Template instantiation syntax

KennyTM~ kennytm at gmail.com
Sun Oct 12 13:06:57 PDT 2008


Andrei Alexandrescu wrote:
> KennyTM~ wrote:
>> Denis Koroskin wrote:
>>> On Sun, 12 Oct 2008 21:18:35 +0400, KennyTM~ <kennytm at gmail.com> wrote:
>>>
>>>> Walter Bright wrote:
>>>>> KennyTM~ wrote:
>>>>>> But will be compiler accept T«x» if I directly feed it into the 
>>>>>> compiler?
>>>>>  No.
>>>>>
>>>>>> It's no good if what you see cannot be what you type.
>>>>>  The compiler doesn't accept colored text either, but that doesn't 
>>>>> impair the usefulness of an editor that displays it that way.
>>>>
>>>> Because you can't type color, but you can type « and ».
>>>
>>> «...» is not a valid template syntax, only !(...) is supported.
>>
>> Yes I know. But if Andrei's going to write an emacs module (or 
>> whatever) that displays !(...) as «...» I think the shown characters « 
>> and » themselves should be supported as well.
>>
>> Otherwise, just drop this confusing visual-only feature.
> 
> Please understand how your suggestion to drop the visual-only feature 
> concerns only the use of an editor. There is no feature to talk about 
> even. Essentially by "dropping the feature" you are telling me how my 
> editor's screen must look like.
> 

Maybe I used the wrong wording. I mean the "feature" that replaces 
!(...) to «...» in "your" emacs module.

Since Walter made an announcement here I'll expect you'll release it 
publicly, and since this is from the official developers' team I'd 
expect this would be the de facto module for emacs. That means your 
module will not just affect your editor, but all emacs users' editors.

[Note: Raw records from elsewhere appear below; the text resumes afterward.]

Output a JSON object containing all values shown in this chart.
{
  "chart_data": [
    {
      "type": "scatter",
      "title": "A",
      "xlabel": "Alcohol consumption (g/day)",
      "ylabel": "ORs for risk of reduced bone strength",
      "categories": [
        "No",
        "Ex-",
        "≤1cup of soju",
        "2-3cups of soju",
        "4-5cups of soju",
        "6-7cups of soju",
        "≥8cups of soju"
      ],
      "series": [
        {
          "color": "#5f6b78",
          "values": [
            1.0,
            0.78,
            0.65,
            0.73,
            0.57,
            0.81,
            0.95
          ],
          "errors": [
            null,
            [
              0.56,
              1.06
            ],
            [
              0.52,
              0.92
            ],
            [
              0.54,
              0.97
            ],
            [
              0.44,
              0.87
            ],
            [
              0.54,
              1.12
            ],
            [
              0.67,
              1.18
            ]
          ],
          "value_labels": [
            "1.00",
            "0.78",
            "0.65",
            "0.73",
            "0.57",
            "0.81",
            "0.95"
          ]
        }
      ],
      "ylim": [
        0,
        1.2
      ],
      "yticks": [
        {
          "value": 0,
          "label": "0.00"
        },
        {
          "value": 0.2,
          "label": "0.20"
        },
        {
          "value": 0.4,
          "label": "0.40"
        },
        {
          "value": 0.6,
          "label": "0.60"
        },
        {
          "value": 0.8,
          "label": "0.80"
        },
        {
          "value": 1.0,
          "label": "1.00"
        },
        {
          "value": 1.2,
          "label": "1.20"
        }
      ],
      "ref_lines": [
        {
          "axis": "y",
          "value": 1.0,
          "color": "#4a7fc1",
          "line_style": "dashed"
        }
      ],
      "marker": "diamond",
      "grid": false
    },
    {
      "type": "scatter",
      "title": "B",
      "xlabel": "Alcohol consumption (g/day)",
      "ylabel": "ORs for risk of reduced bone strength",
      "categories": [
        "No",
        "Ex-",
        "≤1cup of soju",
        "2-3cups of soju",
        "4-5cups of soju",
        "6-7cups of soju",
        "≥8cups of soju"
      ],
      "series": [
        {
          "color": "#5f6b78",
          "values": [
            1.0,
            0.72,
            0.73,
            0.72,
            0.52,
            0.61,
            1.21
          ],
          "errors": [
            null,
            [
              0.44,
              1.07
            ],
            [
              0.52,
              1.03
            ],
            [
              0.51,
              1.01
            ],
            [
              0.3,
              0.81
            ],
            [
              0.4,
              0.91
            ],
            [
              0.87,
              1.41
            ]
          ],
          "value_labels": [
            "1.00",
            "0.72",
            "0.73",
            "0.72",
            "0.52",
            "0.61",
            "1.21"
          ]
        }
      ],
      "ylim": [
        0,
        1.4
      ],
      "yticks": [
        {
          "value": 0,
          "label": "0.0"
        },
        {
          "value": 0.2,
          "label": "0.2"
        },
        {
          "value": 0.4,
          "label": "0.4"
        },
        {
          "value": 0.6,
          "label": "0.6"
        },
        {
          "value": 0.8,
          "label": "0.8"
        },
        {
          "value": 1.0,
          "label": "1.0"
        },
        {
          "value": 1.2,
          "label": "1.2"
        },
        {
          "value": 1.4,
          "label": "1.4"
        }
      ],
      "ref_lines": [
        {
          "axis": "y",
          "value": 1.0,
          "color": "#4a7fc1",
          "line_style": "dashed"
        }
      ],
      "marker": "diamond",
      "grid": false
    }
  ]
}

>>> Honestly, I don't understand why Andrei is ashamed of !(), refrains 
>>> from using/seeing it and tries to replace visual with some sugar, but 
>>> this all is is suspicious and alerting. The syntax didn't make a way 
>>> into the language so uou should get used to it and put up with it.
>>>
>>> This reminds me of some people who were coming from Pascal and using
>>>
>>> #define DO
>>> #define BEGIN {
>>> #define END }
>>>
>>> macros for the code to be more similar to their previous experience.
>>>
>>> This is a bad sign, especially if it comes from one of the language 
>>> developers.
>>
>> At least you can still use DO, BEGIN, END when you #define them. But 
>> now you can't even use what you see («...»). I say it's more evil. :)
> 
> Code folding hides entire sections of code. They are nonetheless passed 
> to the compiler. Is that evil?
> 
> 
> Andrei

But code folding is not turned on by default, and there is a clear 
visual indication (e.g. +/- on the side) that there is something more.
OK there's C# #region, but again there is a clear visual indication (the 
+/- and the gray box) that something is inside #region.

My point is that if you just colorize « and » an average user seeing the 
foreign template code will not understand that the « is not actually a 
chevron but a !(. That will be a confusion.

It's OK if the replacement is implemented as a *non-default option*. 
Just like visual whitespace (I'm surprised no one challenges me with 
this). That means if a programmer really hates !(...) they can switch it 
on and change all of them into «...». With this the programmer *knows* 
what they're doing and confusion can be minimized.